Chip production in Europe with the help of Samsung?
The European Union would have planned the construction of a semiconductor factory to reduce dependence on US and Asian chipmakers. According to Bloomberg sources, the goal is to produce chips of 10 nanometer or less for use in various industries, from telecommunications to connected cars. Samsung and TSMC could be involved in the project, but nothing has been decided yet.

Chip production in Europe?

The rumor leaks a month after the alarm launched by several European car manufacturers, including Volkswagen. Due to the shortage of semiconductors, the number of vehicles produced has dropped dramatically. The problem will almost certainly be solved in the coming weeks, but the incident has highlighted Europe's dependence on foreign supplies.
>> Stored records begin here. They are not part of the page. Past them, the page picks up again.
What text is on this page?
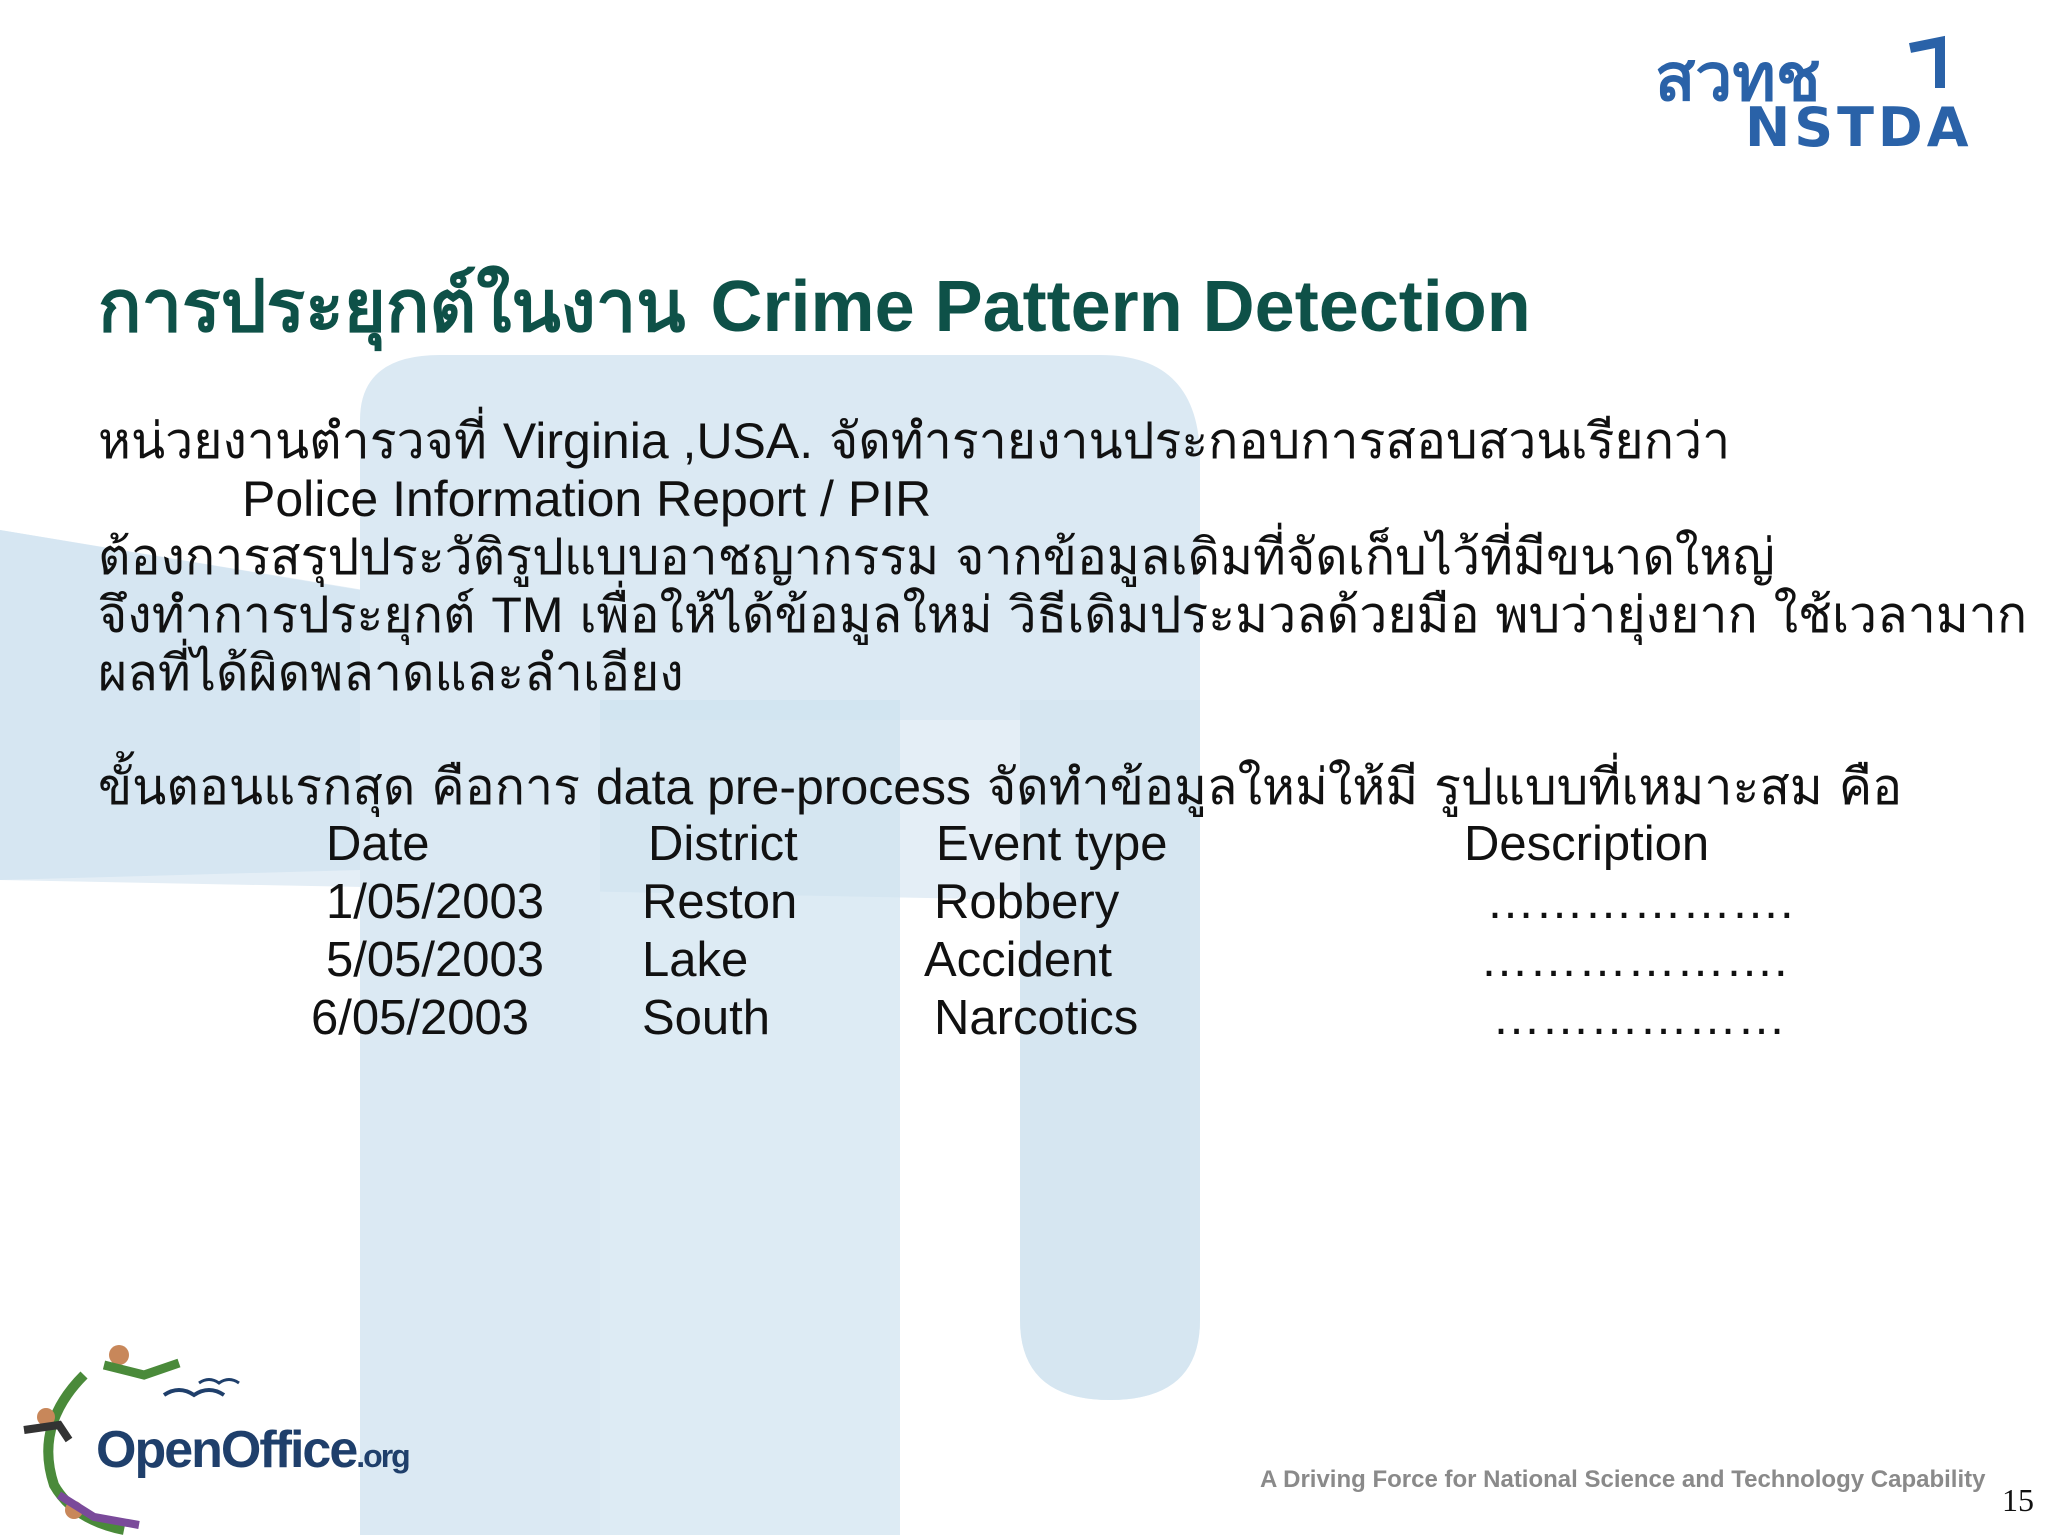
สวทช
NSTDA
การประยุกต์ในงาน Crime Pattern Detection
หน่วยงานตำรวจที่ Virginia ,USA. จัดทำรายงานประกอบการสอบสวนเรียกว่า
Police Information Report / PIR
ต้องการสรุปประวัติรูปแบบอาชญากรรม จากข้อมูลเดิมที่จัดเก็บไว้ที่มีขนาดใหญ่
จึงทำการประยุกต์ TM เพื่อให้ได้ข้อมูลใหม่ วิธีเดิมประมวลด้วยมือ พบว่ายุ่งยาก ใช้เวลามาก
ผลที่ได้ผิดพลาดและลำเอียง
ขั้นตอนแรกสุด คือการ data pre-process จัดทำข้อมูลใหม่ให้มี รูปแบบที่เหมาะสม คือ
Date	District	Event type	Description
1/05/2003 Reston	Robbery	……………….
5/05/2003 Lake	Accident	……………….
6/05/2003 South	Narcotics	………………
OpenOffice.org
A Driving Force for National Science and Technology Capability
15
It is currently unclear whether an existing factory will be modernized or a new factory will be built, as the project is still under discussion and a precise roadmap has not been established. The main manufacturer in Europe is GlobalFoundries with the two factories in Dresden in Germany, but its chips are based on old process technologies (mainly 28 nanometers). To compete against the current market leaders, at least 10 nanometer chips must be produced.

Samsung has not released official statements, while TSMC has commented on the indiscretion stating that the choice of the location in which to build a factory depends on many factors, but at the moment there are no concrete plans. The goal of the European Union would be to produce at least one fifth of the world's chips. To do this, an alliance between chipmakers, car manufacturers and telephone companies should be announced.

This alliance could have around 30 billion euros of public and private investments. The problem is finding an agreement between the various European countries in a short time (months, not years). But according to Thierry Breton, Commissioner for the Internal Market, without productive autonomy there will never be European digital sovereignty.